Tour de France: Jasper Philipsen, la lumière à Voiron
Tourmenté par un début de Tour de France "horrible", Jasper Philipsen a dû attendre la 17e étape mercredi à Voiron pour enfin trouver la lumière et remporter la onzième étape de sa carrière dans "l'ascenseur émotionnel de juillet".
Lors de la troisième semaine, la Grande Boucle montre son vrai visage, celui de la course la plus éprouvante du monde sur le plan physique et surtout mental, avec des coureurs exténués et à fleur de peau, quand même les cuirs les plus tannés sont en permanence au bord des larmes.
Ces dernières années, on a ainsi vu Matej Mohoric ou encore Victor Campenaerts craquer totalement après leur victoire, lâchant tout, pour se lancer dans des plaidoyers émouvants à raconter la dureté de leur métier et la difficulté immense de décrocher une victoire sur le Tour de France.
Mercredi, ce fut au tour de Jasper Philipsen de se présenter les yeux rougis dans la zone d'interview après avoir facilement réglé au sprint un groupe d'une trentaine de coureurs regroupant les principaux attaquants du jour.
A 28 ans, le sprinteur belge est pourtant un habitué des podiums avec à son palmarès un Milan-Sanremo et désormais onze étapes du Tour.

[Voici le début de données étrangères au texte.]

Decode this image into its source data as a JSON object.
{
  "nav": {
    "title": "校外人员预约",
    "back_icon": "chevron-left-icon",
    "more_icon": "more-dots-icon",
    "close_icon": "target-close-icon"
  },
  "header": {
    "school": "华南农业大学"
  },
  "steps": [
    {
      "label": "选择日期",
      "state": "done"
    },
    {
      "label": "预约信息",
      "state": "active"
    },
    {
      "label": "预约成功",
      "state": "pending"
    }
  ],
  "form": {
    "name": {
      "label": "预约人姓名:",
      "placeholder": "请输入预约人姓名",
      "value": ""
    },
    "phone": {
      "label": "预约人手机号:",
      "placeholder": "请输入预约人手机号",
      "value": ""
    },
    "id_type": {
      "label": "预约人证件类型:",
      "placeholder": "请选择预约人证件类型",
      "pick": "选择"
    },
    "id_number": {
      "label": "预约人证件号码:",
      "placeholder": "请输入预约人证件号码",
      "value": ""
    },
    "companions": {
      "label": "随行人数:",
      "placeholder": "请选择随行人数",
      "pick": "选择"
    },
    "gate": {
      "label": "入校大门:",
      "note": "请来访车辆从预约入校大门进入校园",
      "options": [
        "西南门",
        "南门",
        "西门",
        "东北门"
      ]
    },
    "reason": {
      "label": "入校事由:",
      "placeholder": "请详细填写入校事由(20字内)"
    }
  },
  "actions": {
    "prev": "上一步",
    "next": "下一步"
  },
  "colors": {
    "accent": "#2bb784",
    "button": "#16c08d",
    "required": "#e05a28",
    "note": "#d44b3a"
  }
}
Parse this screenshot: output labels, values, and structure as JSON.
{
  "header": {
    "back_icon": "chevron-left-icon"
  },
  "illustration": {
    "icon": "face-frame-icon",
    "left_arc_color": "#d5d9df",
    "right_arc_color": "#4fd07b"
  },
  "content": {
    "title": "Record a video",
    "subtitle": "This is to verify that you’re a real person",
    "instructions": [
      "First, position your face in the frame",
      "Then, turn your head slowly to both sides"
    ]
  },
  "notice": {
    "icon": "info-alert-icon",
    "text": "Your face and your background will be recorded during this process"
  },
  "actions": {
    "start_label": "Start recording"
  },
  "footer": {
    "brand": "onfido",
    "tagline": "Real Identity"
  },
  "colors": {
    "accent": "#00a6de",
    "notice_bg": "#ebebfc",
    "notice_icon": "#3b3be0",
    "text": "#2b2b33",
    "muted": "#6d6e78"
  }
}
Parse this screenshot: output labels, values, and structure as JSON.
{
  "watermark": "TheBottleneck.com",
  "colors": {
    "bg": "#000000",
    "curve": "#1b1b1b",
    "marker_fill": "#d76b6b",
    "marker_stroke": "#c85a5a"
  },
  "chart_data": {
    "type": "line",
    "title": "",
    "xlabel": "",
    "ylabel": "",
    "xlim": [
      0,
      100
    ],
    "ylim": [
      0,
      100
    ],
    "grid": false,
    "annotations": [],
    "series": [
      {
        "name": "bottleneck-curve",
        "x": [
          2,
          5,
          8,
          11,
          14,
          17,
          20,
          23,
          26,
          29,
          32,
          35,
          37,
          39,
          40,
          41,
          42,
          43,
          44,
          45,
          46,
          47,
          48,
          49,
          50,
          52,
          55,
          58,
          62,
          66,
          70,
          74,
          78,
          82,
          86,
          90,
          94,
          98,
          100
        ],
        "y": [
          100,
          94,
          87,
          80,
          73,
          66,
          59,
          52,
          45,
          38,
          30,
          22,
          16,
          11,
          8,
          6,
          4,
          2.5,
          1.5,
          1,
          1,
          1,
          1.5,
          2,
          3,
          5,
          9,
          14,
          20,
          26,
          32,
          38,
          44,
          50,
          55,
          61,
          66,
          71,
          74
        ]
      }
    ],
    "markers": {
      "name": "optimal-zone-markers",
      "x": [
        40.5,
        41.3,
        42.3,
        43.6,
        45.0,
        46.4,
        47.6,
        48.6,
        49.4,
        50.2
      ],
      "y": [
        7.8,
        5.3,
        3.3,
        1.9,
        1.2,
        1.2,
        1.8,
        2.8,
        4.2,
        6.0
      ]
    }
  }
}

Mais en ce mois de juillet, tout a été très compliqué jusque-là pour le coureur d'Alpecin. "Je suis arrivé sur le Tour dans la forme de ma vie, la préparation a été parfaite. Mais les premières étapes ont été horribles. Je ne sais pas si c'était la chaleur ou autre chose, mais je ne me sentais pas bien."
- "Angry bird" -
"Bien sûr que j'ai douté", a-t-il insisté, expliquant à quel point "ça a été dur mentalement" de lire "toute la merde que tu reçois sur Instagram".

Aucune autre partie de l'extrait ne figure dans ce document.